Jihyun Park comes from Korea and he is internationally known for his Incense Series.
That’s how he describes his works of art. “After reading the books Gulliver’s Travels, Utopia, and Erewhon and seeing the Japanese animated movie Castle in the Sky, I became inspired to develop a relationship between the concept of utopia and the materials that I use in my work. My recent work, Incense Series, focuses on this relationship while searching for the promised harmonic balance that utopia brings. Ironically, the word “utopia” in Korean is “Yi Sang Hwang” and “Hwang” means “incense”. In My current incense drawings, I use lit incense sticks to burn holes in rice paper. I then mount the final drawings onto varnished canvases. The burning of the incense sticks creates emptiness where there once was substance, both in the stick itself and the paper used. At the same time, the emptiness creates space in the paper and empty spaces show new image.The holes in the paper allow one’s eye to see shadows while at the same time light is reflected back from the varnished canvas. This balance of dark and light, emptiness and substance is the essence of ‘Yin’ and ‘Yang’ and through this balance utopia is achieved. “
Nathalie Boutté is a self-taught paper artist based out of Montreuil, near Paris in France. She creates stunning portraits , where she uses long narrow strips of paper that are meticulously assembled creating a feather effect that constantly evolves. The strips are of recycled tissue paper, pages from discarded novels, and also banknotes out of use. The strips are densely layered and exposed like pixels to form larger images.

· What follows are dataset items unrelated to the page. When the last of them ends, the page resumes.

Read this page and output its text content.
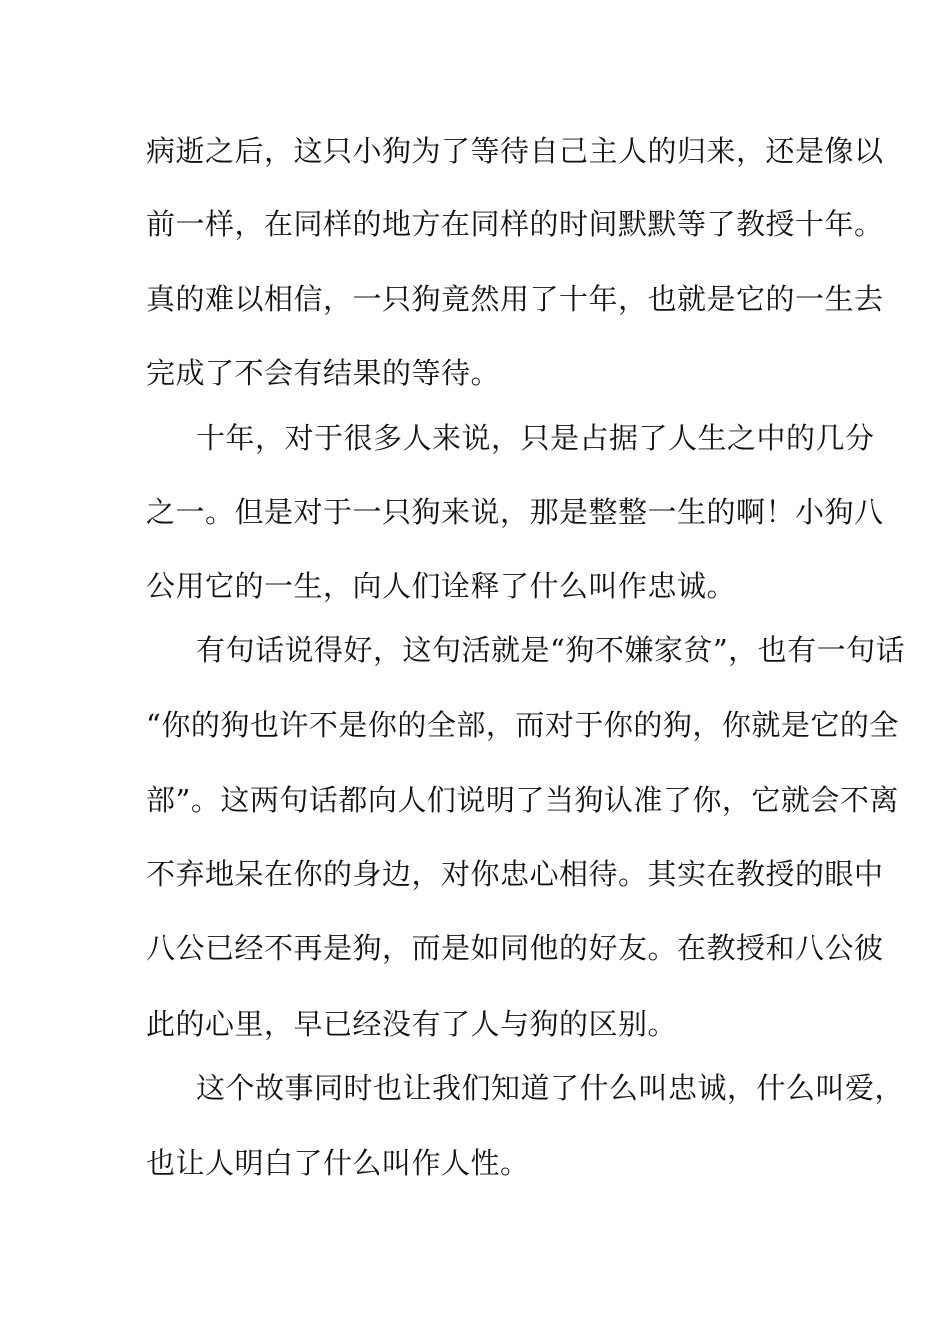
病逝之后，这只小狗为了等待自己主人的归来，还是像以
前一样，在同样的地方在同样的时间默默等了教授十年。
真的难以相信，一只狗竟然用了十年，也就是它的一生去
完成了不会有结果的等待。
十年，对于很多人来说，只是占据了人生之中的几分
之一。但是对于一只狗来说，那是整整一生的啊！小狗八
公用它的一生，向人们诠释了什么叫作忠诚。
有句话说得好，这句活就是“狗不嫌家贫”，也有一句话
“你的狗也许不是你的全部，而对于你的狗，你就是它的全
部”。这两句话都向人们说明了当狗认准了你，它就会不离
不弃地呆在你的身边，对你忠心相待。其实在教授的眼中
八公已经不再是狗，而是如同他的好友。在教授和八公彼
此的心里，早已经没有了人与狗的区别。
这个故事同时也让我们知道了什么叫忠诚，什么叫爱，
也让人明白了什么叫作人性。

During an interview for www.strictlypaper.com Natalie says:
“I started to work when I was 20 as a traditional graphic designer. At that time, computers were unknown in our job but rotrings and cutters were my work tools. Most of my job was manual. I have always liked that. Later on, in spite of computer supremacy, I never gave up this contact with paper. It is by far the raw material I prefer to work with today.”
“The creative process is complex because my research is long and I could even say a bit fatiguing and exclusive. My all spirit is dedicated to it. I dream of it and in the morning I start again to work on the pictures I built during the night. But you never achieve exactly what you have in mind. It is never exactly the same. Sometimes, it puts me on quite different tracks and in the end I get a result which doesn’t have anything to do with the creation I had in mind at the origin, but, which is…exactly what I was looking for.”
Kris Trappeniers is a paper cut artist based in Belgium.About his work he says “My paper cuts (usually about 1 meter tall) are based on tiny ‘continuous line’ drawings. The paper cuts are presented as a cut out line, directly installed on a wall, which creates a blurry shadow in the background. Paper cuts are pièces uniques but the drawings are sometimes reproduced by silk screen printing. “
Crystal Wagner creates deceptively natural-looking environments with paper and other materials purchased from dollar stores and office supply chains. She also creates amazing paper terrariums. Here are some of them, but incredible are also her extraordinary installations. An interesting article is this month on the famous Drawing
Yulia Brodskaya is a russian paper illustrator. Though she uses an old technique called Quilling, her works are so innovative that she has earned an international reputation and named the ‘breakthrough star’ of the 2009 by Creative review magazine.